Probably it was less an avuncular interest in the lad’s intellectual welfare than shameless curiosity that prompted me to seek an interview with his teacher a few days later. It was an experience I shall not soon forget.

“I wish you could come to one of our little Sharing Parties, “ the good lady urged as soon as I was settled comfortably in her file-cabinet-lined office adjoining the classroom. “I do so like to have the boys and girls share their educational experiences with their parents and relatives.”

“Such as Critical Thinking?” I asked. “Thank you, I’ve had my share — a share, that is.

“That’s only part of it. We like to have them share all their educational experiences. Sharing is a part of the school’s group-determined aims and objectives. Perhaps I could tell you about our curriculum best if I began with these.”

I Complimented her and the school on the very subtle point of having both aims and objectives. It must have been so discouraging for the poorer students when schools had only objectives. This way, I could see, there was something for everybody; for, while you can’t expect all the students to reach the school’s objectives, you can at least aim their faces in the right direction. For a moment I entertained the pleasant image of hundreds of little scholars, each an intellectual weather vane, each little nose pointed into the invigorating breeze of learning.

“No,” she went on thoughtfully, “I think first I should explain my personal philosophy of education.”

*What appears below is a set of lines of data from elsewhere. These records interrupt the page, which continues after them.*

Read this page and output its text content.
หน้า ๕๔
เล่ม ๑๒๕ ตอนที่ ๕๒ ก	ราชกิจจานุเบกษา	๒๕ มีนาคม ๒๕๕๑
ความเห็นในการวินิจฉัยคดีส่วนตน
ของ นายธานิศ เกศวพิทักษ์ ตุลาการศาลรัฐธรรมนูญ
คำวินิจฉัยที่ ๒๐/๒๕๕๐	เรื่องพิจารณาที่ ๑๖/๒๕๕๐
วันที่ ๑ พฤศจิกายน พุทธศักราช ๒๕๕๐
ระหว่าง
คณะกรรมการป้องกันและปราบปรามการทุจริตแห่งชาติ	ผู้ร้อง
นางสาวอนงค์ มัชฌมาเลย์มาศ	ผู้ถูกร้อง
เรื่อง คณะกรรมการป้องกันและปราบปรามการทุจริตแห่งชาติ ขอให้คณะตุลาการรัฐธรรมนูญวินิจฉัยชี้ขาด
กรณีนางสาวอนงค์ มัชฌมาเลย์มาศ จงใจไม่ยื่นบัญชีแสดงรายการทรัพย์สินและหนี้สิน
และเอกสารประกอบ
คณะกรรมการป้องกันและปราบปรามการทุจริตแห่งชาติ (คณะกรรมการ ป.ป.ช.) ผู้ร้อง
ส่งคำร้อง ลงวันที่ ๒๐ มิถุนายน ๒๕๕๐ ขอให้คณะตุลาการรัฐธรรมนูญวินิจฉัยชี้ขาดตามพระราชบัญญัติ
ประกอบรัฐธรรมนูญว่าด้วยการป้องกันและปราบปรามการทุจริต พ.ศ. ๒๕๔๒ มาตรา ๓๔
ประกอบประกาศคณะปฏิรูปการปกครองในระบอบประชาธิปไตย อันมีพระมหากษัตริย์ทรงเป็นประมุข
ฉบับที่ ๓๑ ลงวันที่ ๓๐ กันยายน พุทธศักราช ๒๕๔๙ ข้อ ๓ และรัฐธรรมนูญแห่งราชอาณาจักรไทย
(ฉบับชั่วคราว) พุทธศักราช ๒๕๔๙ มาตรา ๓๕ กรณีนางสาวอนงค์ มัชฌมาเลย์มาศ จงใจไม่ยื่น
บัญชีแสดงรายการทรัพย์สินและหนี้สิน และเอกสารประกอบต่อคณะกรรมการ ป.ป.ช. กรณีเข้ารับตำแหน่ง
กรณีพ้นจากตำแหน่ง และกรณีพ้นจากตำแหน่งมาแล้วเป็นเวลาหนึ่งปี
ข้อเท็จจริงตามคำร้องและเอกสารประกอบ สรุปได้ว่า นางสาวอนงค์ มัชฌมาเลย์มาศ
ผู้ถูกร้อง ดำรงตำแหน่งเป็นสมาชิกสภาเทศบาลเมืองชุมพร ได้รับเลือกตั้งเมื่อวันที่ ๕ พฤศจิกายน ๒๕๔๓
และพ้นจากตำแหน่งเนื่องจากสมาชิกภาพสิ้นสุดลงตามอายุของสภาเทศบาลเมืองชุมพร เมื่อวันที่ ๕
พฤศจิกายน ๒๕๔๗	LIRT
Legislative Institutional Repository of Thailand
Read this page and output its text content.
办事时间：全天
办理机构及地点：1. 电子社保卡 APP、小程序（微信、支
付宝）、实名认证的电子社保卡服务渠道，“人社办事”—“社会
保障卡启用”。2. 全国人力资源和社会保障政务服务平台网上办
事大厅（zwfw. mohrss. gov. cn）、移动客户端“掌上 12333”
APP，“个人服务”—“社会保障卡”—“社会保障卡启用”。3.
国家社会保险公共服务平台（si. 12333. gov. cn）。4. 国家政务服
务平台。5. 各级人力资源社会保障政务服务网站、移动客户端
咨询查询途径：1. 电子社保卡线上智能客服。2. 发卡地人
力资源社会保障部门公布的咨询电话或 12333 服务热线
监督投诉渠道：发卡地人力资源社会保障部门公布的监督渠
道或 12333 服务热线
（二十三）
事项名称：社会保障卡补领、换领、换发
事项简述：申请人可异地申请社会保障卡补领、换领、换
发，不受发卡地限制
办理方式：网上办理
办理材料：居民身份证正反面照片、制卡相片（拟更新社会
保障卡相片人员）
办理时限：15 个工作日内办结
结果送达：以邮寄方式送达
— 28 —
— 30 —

A philosophy of education guiding the fifth grade! And not just any old hand-me-down philosophy o! education from Plato, or Bacon, or even Pestalozzi, but a personal one.

“I believe, you see, in the nondirective approach. I don’t force. I don’t lead. I let the child be his own guide. It is only by thinking critically about himself or herself that the child is able to make his or her significant and meaningful contribution to group activity.”

“Is that desirable?” I asked with some hesitation, perhaps momentarily confused by her delicate distinctions of gender.

“Desirable? Of course. Why else do we plan and work together with emphasis upon increasing self-direction (individual and group) in organizing and carrying forward our activities but that the individual may contribute his best talents, skills, and concepts to the group?” She had me there, and I think she knew it.

“Why critical thinking, except that we help each other to help the group?”

“Now that you’ve mentioned it,”

I said, “I have been wondering about critical thinking. That’s a subject that seems to have slipped up on me.”

She smiled — rather compassionately, I thought. “Oh, we don’t teach subjects; we teach children.

Another hit. I tried to roll with the blow.

“Critical thinking is part of our program of aims and objectives,” she continued, letting each word drop separately, like a pebble into a pool. “Critical thinking makes it possible for us to evaluate our own behavior so that we may gain competence in the sort of behavior that is needful to implement our social attitudes. Our social attitudes, implemented by our social skills, enable us, in the light of our social concepts, to deal effectively with social processes such as persistent life situations. But we must coöperate; none of us can reach as valid conclusions alone as we can as contributing members of a group.”

“ Everybody is smarter than anybody. Something like that ?”

“Well, not quite. The teacher,” she continued in her nondirective way, “tries to encourage the boys’ and girls’ favorable attitudes toward positive social situations. From the focal points of the learning situation, around which cluster meaningful experiences, the teacher endeavors to develop dynamic, on-going attittides.

The word “on-going” did it. All at once the keystone dropped into place, the sirup jelled, the precipitate came down. I picked up my hat, thanked her, and left the school in a meditative mood.

It isn’t long division or common fractions that puts you in touch with a schoolboy today. As well try to stir up an argument among your friends over Freud or Darwin as expect him to get excited about 3/8 divided by 1/6. All that mathematical stuff is elementary in this age of Planck’s constant and I 235. Instead, share your critical thinking with him, ask him about his meaningful experiences.